Sub-task 2 is structured as follow: Given a word w occurring in two different sentences s₁ and s₂, the system has to assign a score to the sentence pair determining with which degree w has the same meaning in the two sentences. The scoring system for this sub-task is a continuous value where score ∈ [1,4]. An higher score corresponds to an higher degree of semantic similarity.
An example of output for Sub-task 2:

example

Evaluation

We will provide rankings for each sub-task and test set:

Sub-task 1 Monolingual
Sub-task 1 Cross-lingual
Sub-task 2 Monolingual
Sub-task 2 Cross-lingual

Sub-task 1: Binary Classification

Systems’ predictions will be evaluated against the gold truth using the F1-Score.

Sub-task 2: Ranking

Systems’ predictions will be evaluated against the gold truth using Spearman Correlation.

Baselines

For the Sub-task 2 we provide the same baseline proposed by (Raganato et al., 2020) (Baseline 2). The baseline exploits models based on the BERT architecture (Devlin et al., 2019) for encoding the target sub-words. The encoded representations are concatenated and fed into a logistic classifier. In cases where the target word is split into multiple sub-tokens, the first sub-token is considered. We set the learning rate to 1e-5 and weight decay to 0. The best checkpoint over the ten epochs is selected using the development data. Differently from (Raganato et al., 2020), we train the baseline to minimise the difference between the model prediction and the gold score computing the mean squared error. We use as pre-trained model XLM-RoBERTa (Conneau et al., 2020).

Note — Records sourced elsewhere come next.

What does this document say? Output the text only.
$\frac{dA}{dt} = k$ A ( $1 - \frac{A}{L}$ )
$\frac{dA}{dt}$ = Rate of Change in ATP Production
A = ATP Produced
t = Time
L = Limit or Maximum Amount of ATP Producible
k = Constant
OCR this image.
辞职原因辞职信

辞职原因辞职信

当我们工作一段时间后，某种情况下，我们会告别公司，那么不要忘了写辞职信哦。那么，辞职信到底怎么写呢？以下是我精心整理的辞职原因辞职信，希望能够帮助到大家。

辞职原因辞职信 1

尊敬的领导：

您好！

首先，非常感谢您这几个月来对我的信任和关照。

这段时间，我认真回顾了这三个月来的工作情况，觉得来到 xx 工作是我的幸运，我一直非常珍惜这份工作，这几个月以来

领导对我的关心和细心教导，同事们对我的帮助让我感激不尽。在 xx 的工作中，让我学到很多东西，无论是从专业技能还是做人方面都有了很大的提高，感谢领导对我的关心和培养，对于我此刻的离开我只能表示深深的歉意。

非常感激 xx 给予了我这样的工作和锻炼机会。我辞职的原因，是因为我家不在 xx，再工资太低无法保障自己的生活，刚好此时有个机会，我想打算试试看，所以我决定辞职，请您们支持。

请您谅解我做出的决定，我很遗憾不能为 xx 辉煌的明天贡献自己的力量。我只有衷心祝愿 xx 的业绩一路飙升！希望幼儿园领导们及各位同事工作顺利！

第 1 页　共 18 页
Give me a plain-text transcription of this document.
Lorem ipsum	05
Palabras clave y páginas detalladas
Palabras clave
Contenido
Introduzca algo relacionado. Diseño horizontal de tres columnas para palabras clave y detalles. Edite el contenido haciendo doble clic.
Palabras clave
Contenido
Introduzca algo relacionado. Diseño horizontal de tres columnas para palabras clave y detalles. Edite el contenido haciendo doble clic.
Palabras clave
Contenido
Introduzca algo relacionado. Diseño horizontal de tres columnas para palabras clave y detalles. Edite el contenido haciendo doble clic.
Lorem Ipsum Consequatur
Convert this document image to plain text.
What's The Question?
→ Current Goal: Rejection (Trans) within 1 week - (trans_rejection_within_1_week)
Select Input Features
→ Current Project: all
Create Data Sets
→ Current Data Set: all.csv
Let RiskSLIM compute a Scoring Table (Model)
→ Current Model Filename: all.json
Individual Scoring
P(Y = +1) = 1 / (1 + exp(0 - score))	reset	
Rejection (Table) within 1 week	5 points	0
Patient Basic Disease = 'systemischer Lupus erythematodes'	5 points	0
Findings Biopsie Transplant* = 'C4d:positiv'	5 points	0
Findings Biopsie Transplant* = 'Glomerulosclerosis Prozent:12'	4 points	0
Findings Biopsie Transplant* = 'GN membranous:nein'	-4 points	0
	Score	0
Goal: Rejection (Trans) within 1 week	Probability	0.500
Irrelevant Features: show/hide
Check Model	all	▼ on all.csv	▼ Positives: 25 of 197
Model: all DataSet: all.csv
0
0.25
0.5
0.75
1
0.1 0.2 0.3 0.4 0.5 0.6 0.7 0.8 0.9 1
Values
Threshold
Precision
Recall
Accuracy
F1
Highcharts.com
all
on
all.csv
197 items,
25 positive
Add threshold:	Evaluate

The binary baseline (Baseline 1) for Sub-task 1 applies the threshold δ = 2 to the predictions of the Baseline 1 to obtain discrete labels.

References

Alessandro Raganato, Tommaso Pasini, Jose Camacho-Collados, and Mohammad Taher Pilehvar. 2020. XL-WiC: A Multilingual Benchmark for Evaluating Semantic Contextualization. In Bonnie Webber, Trevor Cohn, Yulan He, and Yang Liu, editors, Proceedings of the 2020 Conference on Empirical Methods in Natural Language Processing, EMNLP 2020, Online, November 16-20, 2020, pages 7193–7206. Association for Computational Linguistics.

Jacob Devlin, Ming-Wei Chang, Kenton Lee, and Kristina Toutanova. 2019. BERT: Pre-training of deep bidirectional transformers for language understanding. In Proceedings of the 2019 Conference of the North American Chapter of the Association for Computational Linguistics: Human Language Technologies, Volume 1 (Long and Short Papers), pages 4171–4186, Minneapolis, Minnesota, June. Association for Computational Linguistics.

Alexis Conneau, Kartikay Khandelwal, Naman Goyal, Vishrav Chaudhary, Guillaume Wenzek, Francisco Guzman, Edouard Grave, Myle Ott, Luke Zettlemoyer, and Veselin Stoyanov. 2020. Unsupervised Cross-lingual Representation Learning at Scale. In Dan Jurafsky, Joyce Chai, Natalie Schluter, and Joel R. Tetreault, editors, Proceedings of the 58th Annual Meeting of the Association for Computational Linguistics, ACL 2020, Online, July 5-10, 2020, pages 8440–8451. Association for Computational Linguistics.